The company’s core products have maintained market leading advantages and have been selected into multiple medication guides. The company continues to expand OTC channels by leveraging the advantages of academic promotion and channel distribution. Breakthroughs in OTC channels are expected to become new growth points for the company.
As the outbreak of influenza in the first quarter of 2018 led to an increase in the quarterly performance base, revenue in the first quarter of this year continued to decline slightly.
26%, but still reached a scale of more than 20 ppm, and the CAGR of the last 4 years is still as high as 23.
14%, a small increase in non-net profit for ten years.
06%, the profit side performed better than expected, mainly because sales expenses were controlled.
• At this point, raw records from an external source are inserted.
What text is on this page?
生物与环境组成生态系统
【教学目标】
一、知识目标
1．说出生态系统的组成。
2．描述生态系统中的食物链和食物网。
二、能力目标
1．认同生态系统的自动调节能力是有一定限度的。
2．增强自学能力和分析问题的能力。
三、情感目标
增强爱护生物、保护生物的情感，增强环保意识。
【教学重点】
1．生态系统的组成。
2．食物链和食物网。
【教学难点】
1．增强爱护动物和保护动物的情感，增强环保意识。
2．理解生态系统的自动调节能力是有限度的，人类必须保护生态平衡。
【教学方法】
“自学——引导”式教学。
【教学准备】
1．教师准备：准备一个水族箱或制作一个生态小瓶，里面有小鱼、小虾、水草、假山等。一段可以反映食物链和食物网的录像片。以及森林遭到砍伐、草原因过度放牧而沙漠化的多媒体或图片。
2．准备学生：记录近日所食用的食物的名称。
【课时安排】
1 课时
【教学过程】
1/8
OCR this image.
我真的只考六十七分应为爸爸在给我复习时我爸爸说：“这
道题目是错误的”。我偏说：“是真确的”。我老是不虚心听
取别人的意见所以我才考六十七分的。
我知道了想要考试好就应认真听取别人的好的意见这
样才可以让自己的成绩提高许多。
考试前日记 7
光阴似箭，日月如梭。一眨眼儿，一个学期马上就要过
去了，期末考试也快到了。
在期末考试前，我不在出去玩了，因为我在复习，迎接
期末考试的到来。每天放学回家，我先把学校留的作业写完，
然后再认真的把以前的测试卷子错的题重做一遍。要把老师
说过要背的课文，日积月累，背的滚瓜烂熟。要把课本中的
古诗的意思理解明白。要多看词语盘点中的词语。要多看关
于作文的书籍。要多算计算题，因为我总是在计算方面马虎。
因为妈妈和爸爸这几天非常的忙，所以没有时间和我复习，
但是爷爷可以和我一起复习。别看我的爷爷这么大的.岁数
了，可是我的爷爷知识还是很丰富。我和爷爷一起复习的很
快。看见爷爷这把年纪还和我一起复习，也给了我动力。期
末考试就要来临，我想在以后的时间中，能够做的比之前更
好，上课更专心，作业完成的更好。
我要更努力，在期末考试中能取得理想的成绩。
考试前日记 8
The company’s gross profit margins in the first quarter of 2018 and 2019 were 84.
79% and 85.
55%, basically stable, with net interest rates of 23 respectively.
42% and 24.
53%, up by 1 each year.
72pct and 2.
59pct, the first is the expansion of the pharmacy channel through sales expense subsidies, and the sales expense ratio was controlled, which decreased by 1 in 2018.
30 minutes to 50.
83%, down 1 in the first quarter of 2019.
18 points to 50.
Other financial indicators remained basically stable.
Investment advice: The company’s EPS is expected to be 2 in 2019-2021.
11 and 3.
66 yuan, the current expected corresponding estimate is 14.
07 and 10.
We are optimistic about the company’s future OTC channel development and the continuous heavy volume of core varieties, and raised to the “recommended” level.
Risk warning: Core product growth is less than expected risk; OTC channel expansion exceeds expected risk; drug price risk.